EMBO Press went public online early in the New Year. The new publishing platform delivers enhanced functionality, an innovative design, as well as constructive editorial policies, processes and quality standards across the four EMBO publications.
“It is one of our goals to add maximal value to published research through the optimized presentation of research data and to provide a more flexible and customizable interface to allow the reader to drill down as deep into a paper as they see fit,” added Pulverer. “It is our aim to transform the research paper from a written record of a research project with illustrations to a fully fledged research tool without loosing sight of accessibility to our broad readership. The four EMBO Press journals will achieve wider global reach through collaboration with our publishing partners HighWire Press and Wiley.”
Also at the American Society of Cell Biology, EMBO Director Maria Leptin chaired a panel discussion focused on whether peer review is under threat. The panel included contributions from Bruce Alberts, Professor Emeritus in the Department of Biochemistry and Biophysics at the University of California, San Francisco, Anthony Hyman, Research Group Leader and Director at the Max Planck Institute of Molecular Cell Biology and Genetics in Dresden, Germany, Jon Lorsch, Director of the National Institute of General Medical Sciences, Emilie Marcus, Chief Executive Officer of Cell Press, and Melina Schuh, Group Leader at the MRC Laboratory of Molecular Biology in Cambridge, England. The speakers addressed concerns about peer review and research assessment from the perspective of funders, institutions, journals, and scientists.
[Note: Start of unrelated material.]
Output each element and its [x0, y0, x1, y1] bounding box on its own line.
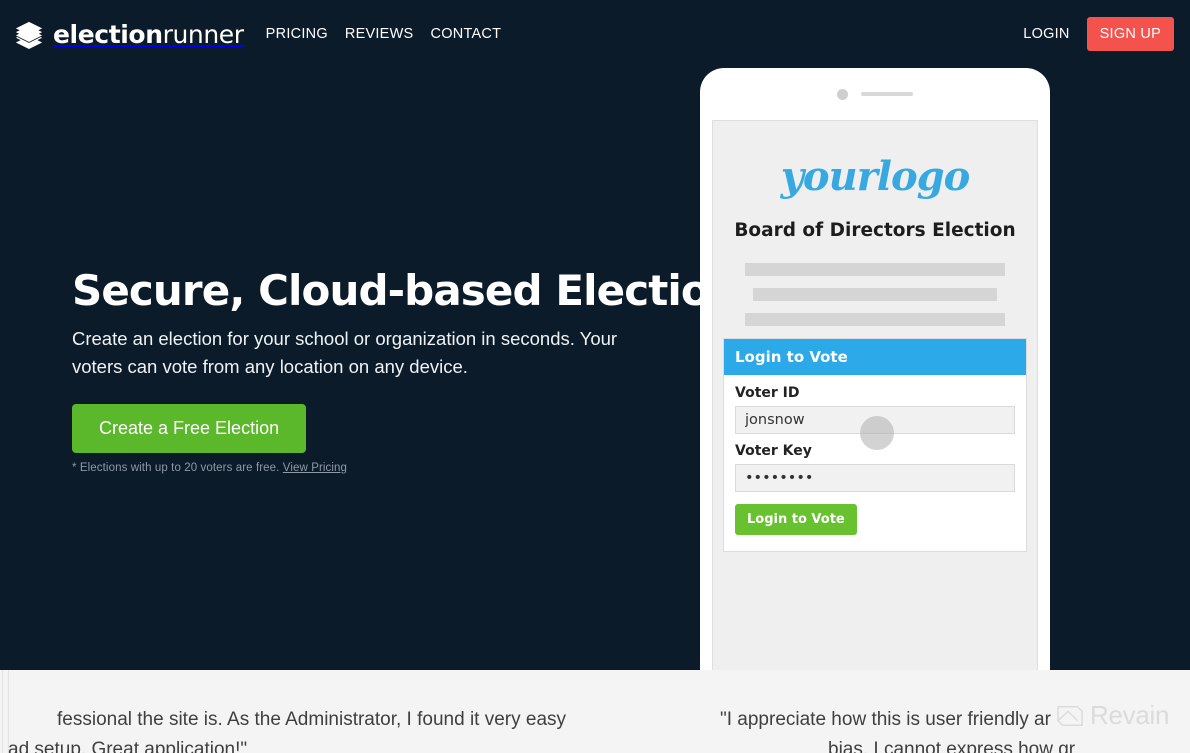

Bernd Pulverer also took part in a panel discussion on DORA, the San Francisco Declaration on Research Assessment, which has attracted more than 10,500 signatures, including 437 organizations, across all the sciences. The declaration highlights the problem of using journal- based metrics as a proxy for quality in the assessment of individual scientists, highlighting that all the stakeholders – journals, funders, research institutions and importantly researchers – have to work together to bring about change.
More than 5000 people attended the American Society of Cell Biology meeting from 50 countries.
The new EMBO Press platform is online at embopress.org.